As a boon to employers, more than 25 percent of Eastern Idaho residents 25 years or older have a bachelors degree, a figure that’s well above the national average. The area also boasts of one of the highest per-capita concentrations of PhD’s in the nation. Part of this is due to Pocatello’s close proximity to Idaho State University.

Highly supportive infrastructure seals the deal
Pocatello is a ground, air, and rail transportation hub. Any business located within an existing industrial area is no more than two or three miles from an interstate. And, the Union Pacific railway runs through the community, making it easy to move merchandise.

Light traffic and a short commute further enhance employee satisfaction. The average commute time throughout the region is less than 30 minutes, with a majority of the workforce living within 17 minutes of their work place. In Bannock County, it’s easy to get to work, and even easier to “really get away from it all.”

On top of it all, local businesses have access to a cutting-edge, robust telecommunications network. They also take advantage of the fact that commercial rates for utilities rank among the lowest in the nation.

Incubators cultivate new business
Several incubators are also in place to provide specialized support for new and expanding businesses, researchers and innovators.

One of the incubators, TechConnect East, is the product of Governor Kempthorne’s Science and Technology Strategy for Idaho, a six-point plan that calls for increased investments in education, workforce training, research and development, university/industry collaboration, venture capital and broadband connectivity. Pocatello was selected as the first of four planned regional science and technology support centers, largely because of the area’s existing high-tech infrastructure.

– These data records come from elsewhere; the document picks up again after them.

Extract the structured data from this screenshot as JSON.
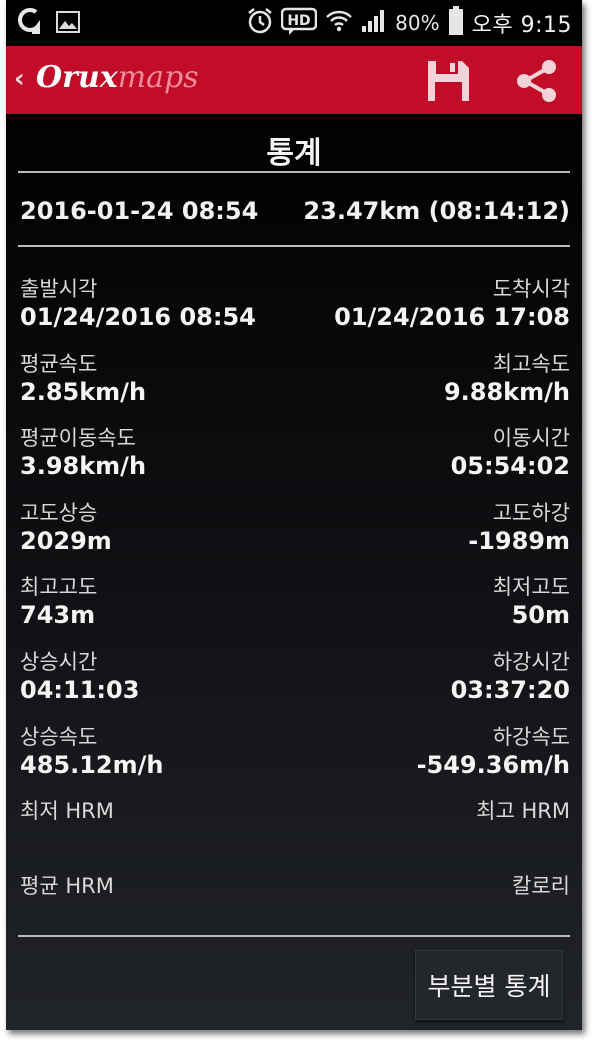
{
  "status_bar": {
    "battery_percent": "80%",
    "time": "오후 9:15",
    "icons": [
      "app-notification-icon",
      "image-icon",
      "alarm-icon",
      "hd-voice-icon",
      "wifi-icon",
      "signal-icon",
      "battery-icon"
    ]
  },
  "header": {
    "logo_part1": "Orux",
    "logo_part2": "maps",
    "back_icon": "chevron-left-icon",
    "save_icon": "save-icon",
    "share_icon": "share-icon",
    "accent_color": "#c10d27"
  },
  "screen": {
    "title": "통계"
  },
  "summary": {
    "start_datetime": "2016-01-24 08:54",
    "distance_time": "23.47km (08:14:12)"
  },
  "stats": [
    {
      "left_label": "출발시각",
      "left_value": "01/24/2016 08:54",
      "right_label": "도착시각",
      "right_value": "01/24/2016 17:08"
    },
    {
      "left_label": "평균속도",
      "left_value": "2.85km/h",
      "right_label": "최고속도",
      "right_value": "9.88km/h"
    },
    {
      "left_label": "평균이동속도",
      "left_value": "3.98km/h",
      "right_label": "이동시간",
      "right_value": "05:54:02"
    },
    {
      "left_label": "고도상승",
      "left_value": "2029m",
      "right_label": "고도하강",
      "right_value": "-1989m"
    },
    {
      "left_label": "최고고도",
      "left_value": "743m",
      "right_label": "최저고도",
      "right_value": "50m"
    },
    {
      "left_label": "상승시간",
      "left_value": "04:11:03",
      "right_label": "하강시간",
      "right_value": "03:37:20"
    },
    {
      "left_label": "상승속도",
      "left_value": "485.12m/h",
      "right_label": "하강속도",
      "right_value": "-549.36m/h"
    },
    {
      "left_label": "최저 HRM",
      "left_value": "",
      "right_label": "최고 HRM",
      "right_value": ""
    },
    {
      "left_label": "평균 HRM",
      "left_value": "",
      "right_label": "칼로리",
      "right_value": ""
    }
  ],
  "actions": {
    "segment_stats_label": "부분별 통계"
  }
}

Another is the Idaho State University Research and Business Park. A cooperative effort between the city of Pocatello and Idaho State University, this300 acre industrial park is home to organizations such as AMI Semiconductor, Ballard Medical Products, ISU Accelerator, Positron Systems and TetriDyn Solutions.

The pièce de résistance: Pocatello’s way of doing business
Businesses looking to relocate or expand to Southeastern Idaho can rely on more than lucrative financial incentives, world-class technology and exquisite scenery.

Gilliam said, “The way we treat each other still has a small town feel and the way we do business is still very down to earth. People appreciate the honesty that goes on, which gives us an advantage competing (for new business) with bigger states.”

Rob Despain, vice president, Business Development at Petersen Inc., summed it up best by saying, “Three things encouraged Petersen to relocate to the Pocatello area. First was the availability of highly skilled people. This area has been involved in manufacturing for three-plus decades, which is what we do. Secondly, the cost of doing business here was favorable to our business model. And last, but certainly not least, was the political climate,” he said. “The people associated with Bannock Development Corp., the local government and the state have all been fabulous to work with. Without any one of these, we couldn’t have pulled it off.”